According to the source, a due diligence study may have been the solitary snag to the commencement of the project, since the prospective investors would want to ensure that everything was above board.
“There is a lot of talks taking place between the parties (prospective investors and Logwood), and people going back and fourth (on West Caicos) every day, but I can’t definitively say ‘yes, the project is about to start’. I think what is probably holding back the project are negotiations and due diligence study.
“They (financial backers) want to see the books; they want to go and check the buildings for themselves, to determine whether or not the project is feasible to move forward. People may see the buzz of activities every day and may believe that the project has restarted. It has not, but you know, the prospective new sponsors would need to ensure that everything is put in place before signing off to undertake the project,” the source said.
There have speculations that the Ritz Carlton may be hesitant to stamp its seal of approval on the project in the wake its ups and downs, but the source said so far, the exclusive resort brand appears unmoved by such occurrence and has decided to remain on board.
Many local hoteliers do not see the Ritz Carlton development as a competition to their business, but rather, an expensive piece of jewel in the crown of the Turks and Caicos Islands tourism market, which they said should increase the value of the local tourism product. And as a result, they expressed a desire for the project to be completed.
Accessible only by air and sea, the Molasses Reef Ritz Carlton Reserve is located six miles from Providenciales.
The website which is still up, has been marketing the development as location for someone: “Seeking a peerless Caribbean escape that combines barefoot luxury with a genuine sense of place. Blending traditional Caribbean influences with verdant garden courtyards and secluded plunge pools.”
Among the offerings, according to the website, will be:
• A 125 sea-swept suites and 75 private, Ritz-Carlton branded Island Villas;
• Three restaurants created by renowned Chef Gray Kunz;
• A full-service spa, offering indigenous treatments;
• Ocean-front guest suites with private terraces, overlooking more than a half mile of pristine Caribbean beach;
• A natural wildlife sanctuary, two national parks; and
• An array of archaeological and cultural sites
The luxury development was not without controversy, as the law-enforcement authorities had to be called to West Caicos on at least two occasions to maintain the peace following disagreements between contractors, regular workers and management of the project.

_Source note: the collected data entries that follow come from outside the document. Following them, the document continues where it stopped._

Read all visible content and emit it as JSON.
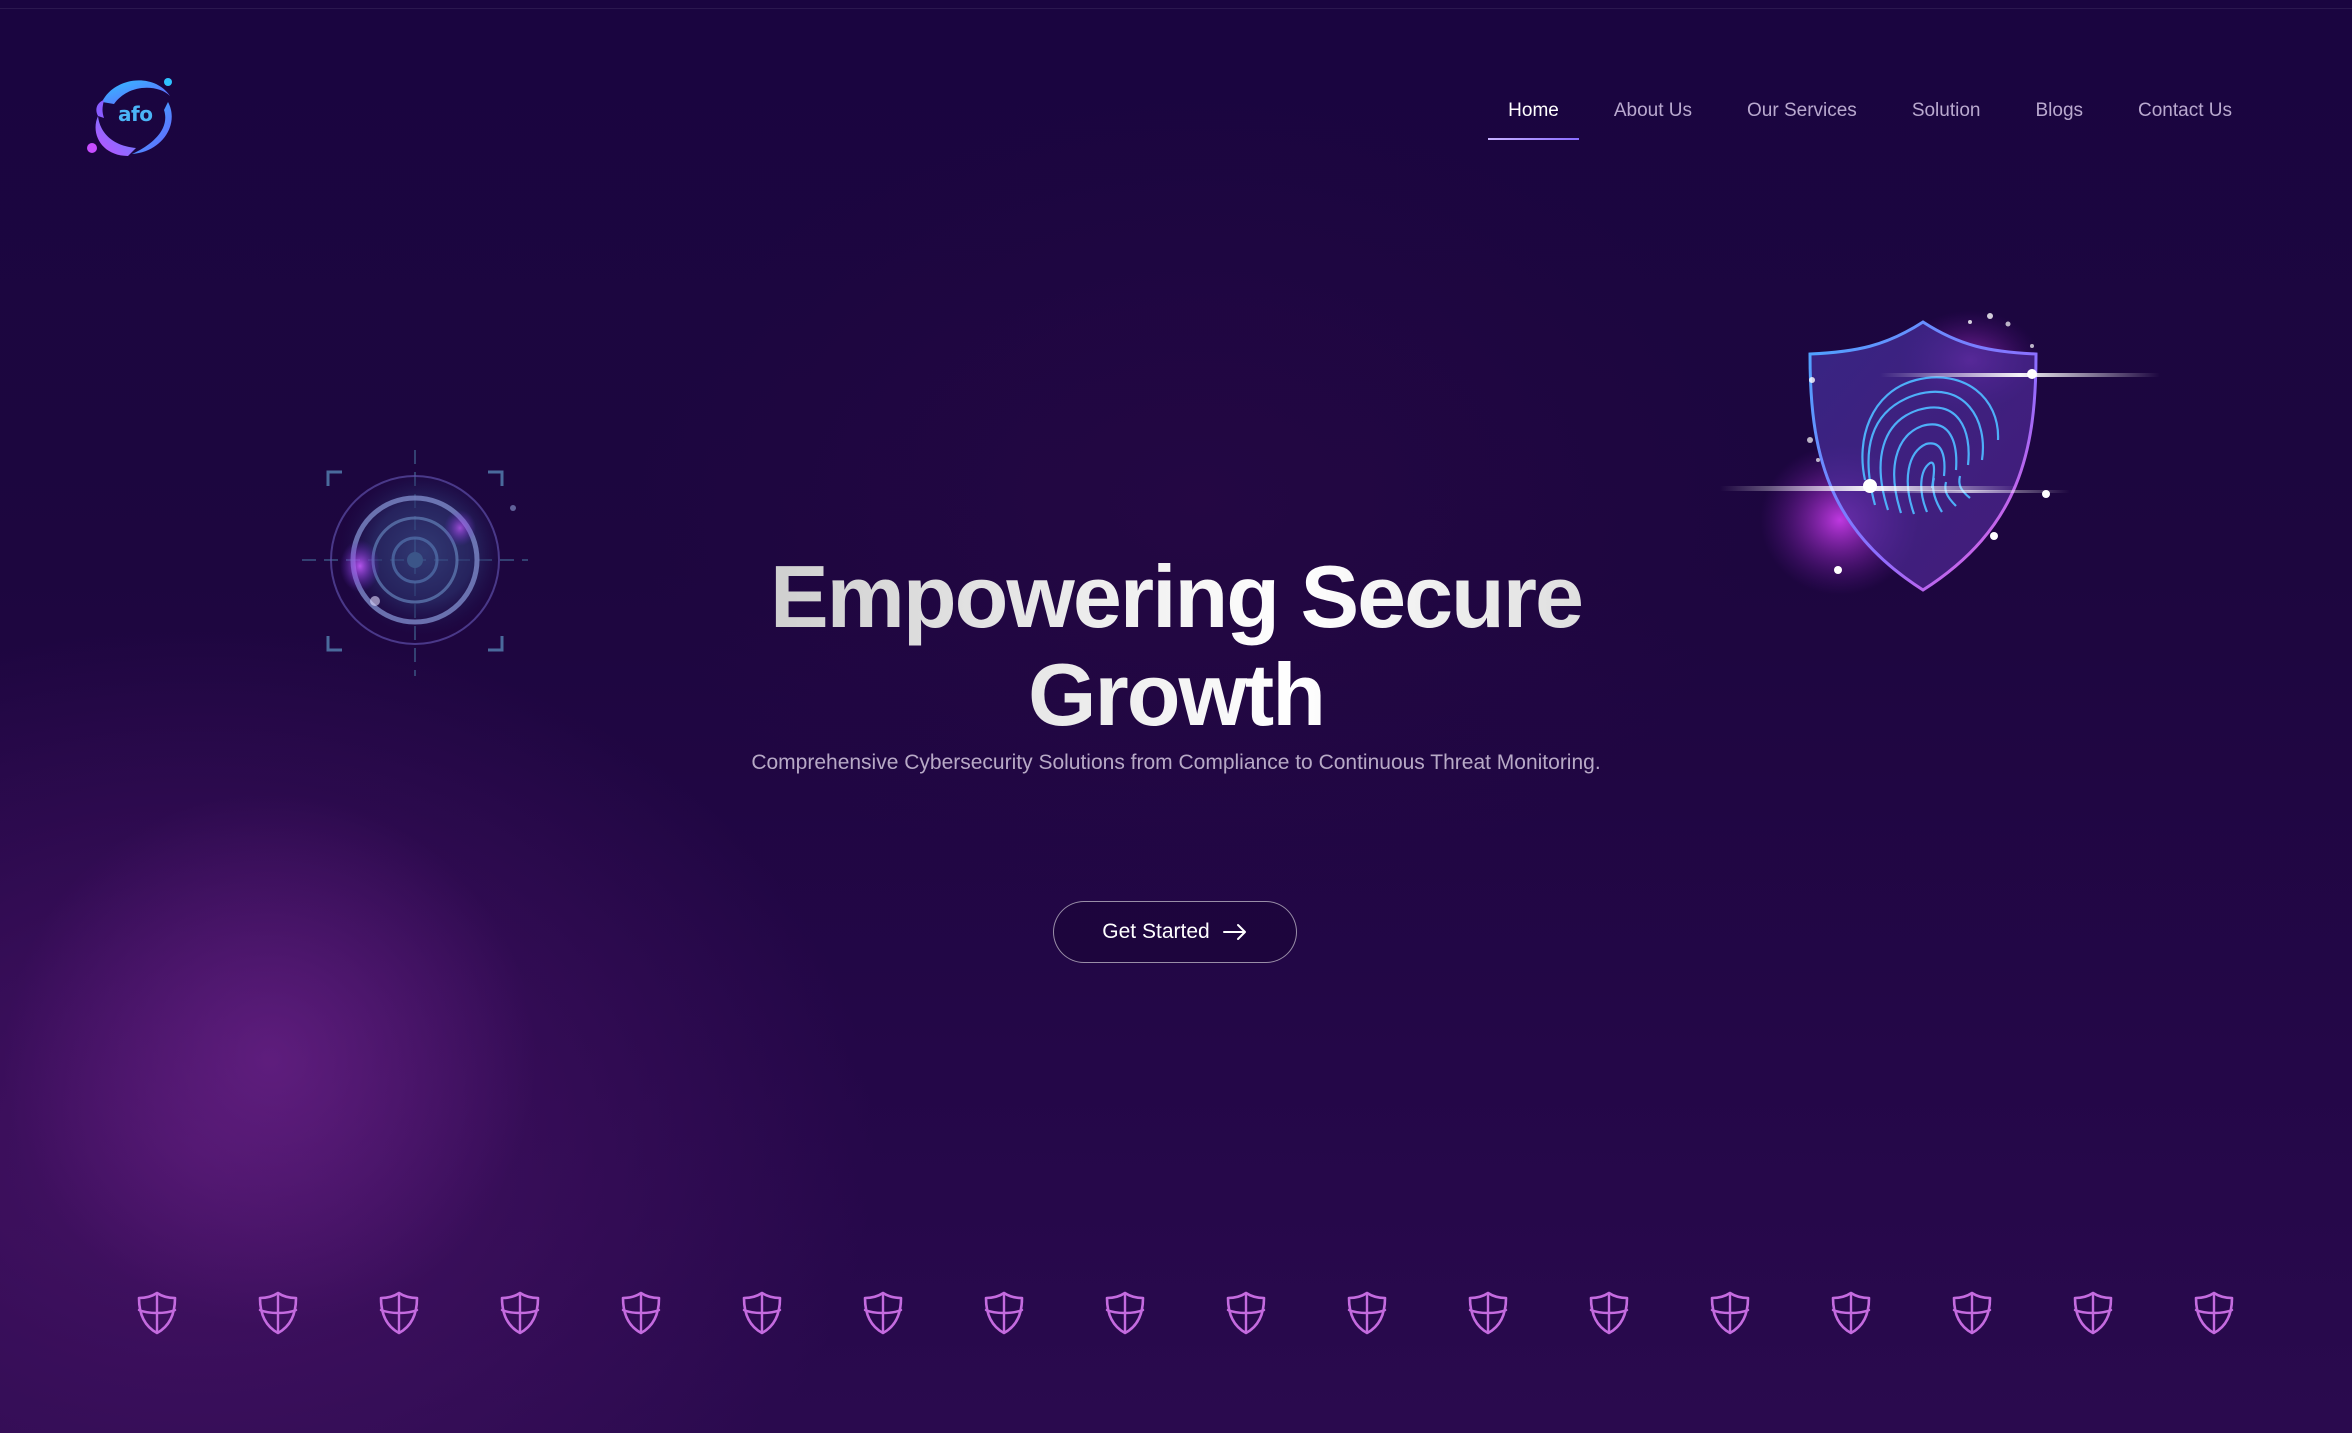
{
  "brand": {
    "logo_text": "afo",
    "colors": {
      "accent_blue": "#3aa8f0",
      "accent_purple": "#a24ad8",
      "shield_pink": "#c46bdf"
    }
  },
  "nav": {
    "items": [
      {
        "label": "Home",
        "active": true
      },
      {
        "label": "About Us",
        "active": false
      },
      {
        "label": "Our Services",
        "active": false
      },
      {
        "label": "Solution",
        "active": false
      },
      {
        "label": "Blogs",
        "active": false
      },
      {
        "label": "Contact Us",
        "active": false
      }
    ]
  },
  "hero": {
    "title_line1": "Empowering Secure",
    "title_line2": "Growth",
    "subtitle": "Comprehensive Cybersecurity Solutions from Compliance to Continuous Threat Monitoring.",
    "cta_label": "Get Started",
    "cta_icon": "arrow-right-icon"
  },
  "decor": {
    "left_icon": "target-scan-icon",
    "right_icon": "fingerprint-shield-icon",
    "row_icon": "shield-icon",
    "row_count": 18
  }
}
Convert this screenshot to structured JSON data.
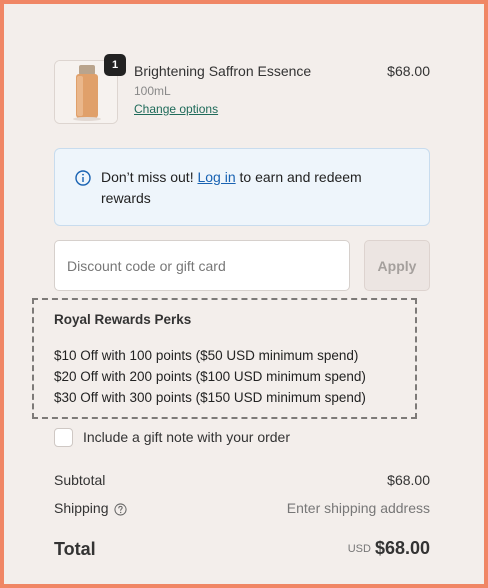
{
  "product": {
    "quantity": "1",
    "name": "Brightening Saffron Essence",
    "variant": "100mL",
    "change_options": "Change options",
    "price": "$68.00"
  },
  "banner": {
    "icon": "info-icon",
    "text_before": "Don’t miss out!",
    "login_link": "Log in",
    "text_after": "to earn and redeem rewards"
  },
  "discount": {
    "placeholder": "Discount code or gift card",
    "value": "",
    "apply_label": "Apply"
  },
  "perks": {
    "title": "Royal Rewards Perks",
    "items": [
      "$10 Off with 100 points ($50 USD minimum spend)",
      "$20 Off with 200 points ($100 USD minimum spend)",
      "$30 Off with 300 points ($150 USD minimum spend)"
    ]
  },
  "gift_note": {
    "label": "Include a gift note with your order",
    "checked": false
  },
  "totals": {
    "subtotal_label": "Subtotal",
    "subtotal_value": "$68.00",
    "shipping_label": "Shipping",
    "shipping_value": "Enter shipping address",
    "total_label": "Total",
    "total_currency": "USD",
    "total_value": "$68.00"
  },
  "colors": {
    "accent_border": "#f08665",
    "link_green": "#1f6b5a",
    "link_blue": "#1862b2",
    "banner_bg": "#eef5fb",
    "page_bg": "#f3eeeb"
  }
}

The first occasion involved local contractors and local skilled men, who said they were being sidelined in favour of imported Chinese workers, who took the job for far less salary that what the locals would bargain for.
The second disturbance involved the Chinese workers, who were alleged to have held their bosses captive on the island for approximately two days, for non-payment of salaries, and only released them after the intervention of the authorities.
But the situation was downplayed by at least one side of the disagreeing parties, saying that there was no hostage situation on the job site.